Croquis d’observation d’une maison de bidonville, Pune, Inde

Un projet d’habitat alternatif et adapté : l’enseignement du bidonville

Ainsi, dans un objectif de relogement, les caractéristiques spatiales et les pratiques observées dans le bidonville peuvent être réinterprétées dans les nouvelles constructions. Les ruelles sont, par exemple, un lieu d’expression des rapports de voisinage et des liens communautaires. Les portes des logements sont souvent ouvertes, en relation avec l’espace partagé de la ruelle. Dans un projet d’immeuble, si la porte s’ouvre sur un couloir sombre et une cage d’ascenseur en panne, la famille sera isolée.

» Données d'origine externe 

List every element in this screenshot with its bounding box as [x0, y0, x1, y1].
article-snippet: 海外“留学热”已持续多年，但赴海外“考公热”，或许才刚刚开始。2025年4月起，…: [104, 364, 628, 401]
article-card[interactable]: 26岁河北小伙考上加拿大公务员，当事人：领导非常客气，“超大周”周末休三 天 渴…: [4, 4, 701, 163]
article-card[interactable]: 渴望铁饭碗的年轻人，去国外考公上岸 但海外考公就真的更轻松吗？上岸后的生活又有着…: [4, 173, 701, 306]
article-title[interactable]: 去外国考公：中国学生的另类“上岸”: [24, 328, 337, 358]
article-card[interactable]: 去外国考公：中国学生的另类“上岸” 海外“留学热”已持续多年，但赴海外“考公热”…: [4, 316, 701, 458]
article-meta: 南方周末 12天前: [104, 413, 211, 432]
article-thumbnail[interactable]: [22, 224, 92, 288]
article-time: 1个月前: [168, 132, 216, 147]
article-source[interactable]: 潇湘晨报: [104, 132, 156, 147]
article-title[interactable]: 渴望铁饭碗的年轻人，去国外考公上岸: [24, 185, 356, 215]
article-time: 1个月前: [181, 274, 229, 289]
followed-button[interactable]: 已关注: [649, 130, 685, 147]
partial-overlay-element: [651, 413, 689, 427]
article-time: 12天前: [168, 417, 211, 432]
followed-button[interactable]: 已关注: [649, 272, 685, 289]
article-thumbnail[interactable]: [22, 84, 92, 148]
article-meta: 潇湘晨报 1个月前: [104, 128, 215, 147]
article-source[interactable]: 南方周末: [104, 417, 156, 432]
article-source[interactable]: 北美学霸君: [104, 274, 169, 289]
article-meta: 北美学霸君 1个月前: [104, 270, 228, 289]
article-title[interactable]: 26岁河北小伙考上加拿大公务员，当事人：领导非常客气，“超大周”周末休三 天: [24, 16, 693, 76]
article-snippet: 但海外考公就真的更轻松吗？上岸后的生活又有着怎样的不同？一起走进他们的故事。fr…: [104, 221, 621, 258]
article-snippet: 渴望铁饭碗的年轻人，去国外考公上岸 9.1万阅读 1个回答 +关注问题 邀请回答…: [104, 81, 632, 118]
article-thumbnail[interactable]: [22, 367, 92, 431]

On peut imaginer par contre un système de distribution par coursives, comme celui des habitats collectifs traditionnels. L’espace est alors rentabilisé et les liens sociaux de proximité renforcés. Chaque foyer peut investir l’espace de coursive qui lui fait face, comme un prolongement de son appartement. Les transformations effectuées par les habitants sont des appropriations architecturales qu’il s’agit de faciliter, de valoriser. De même, on trouve dans les bidonvilles de petits commerces familiaux à domicile en rez-de-chaussée, système qui peut être conservé dans de nouveaux logements en immeuble. Les appartements de plain-pied offrent des possibilités d’ouvertures et d’extensions permettant d’adjoindre un local commercial. L’architecture en général doit être simple et pragmatique pour offrir une liberté maximale aux transformations initiées par ses usagers.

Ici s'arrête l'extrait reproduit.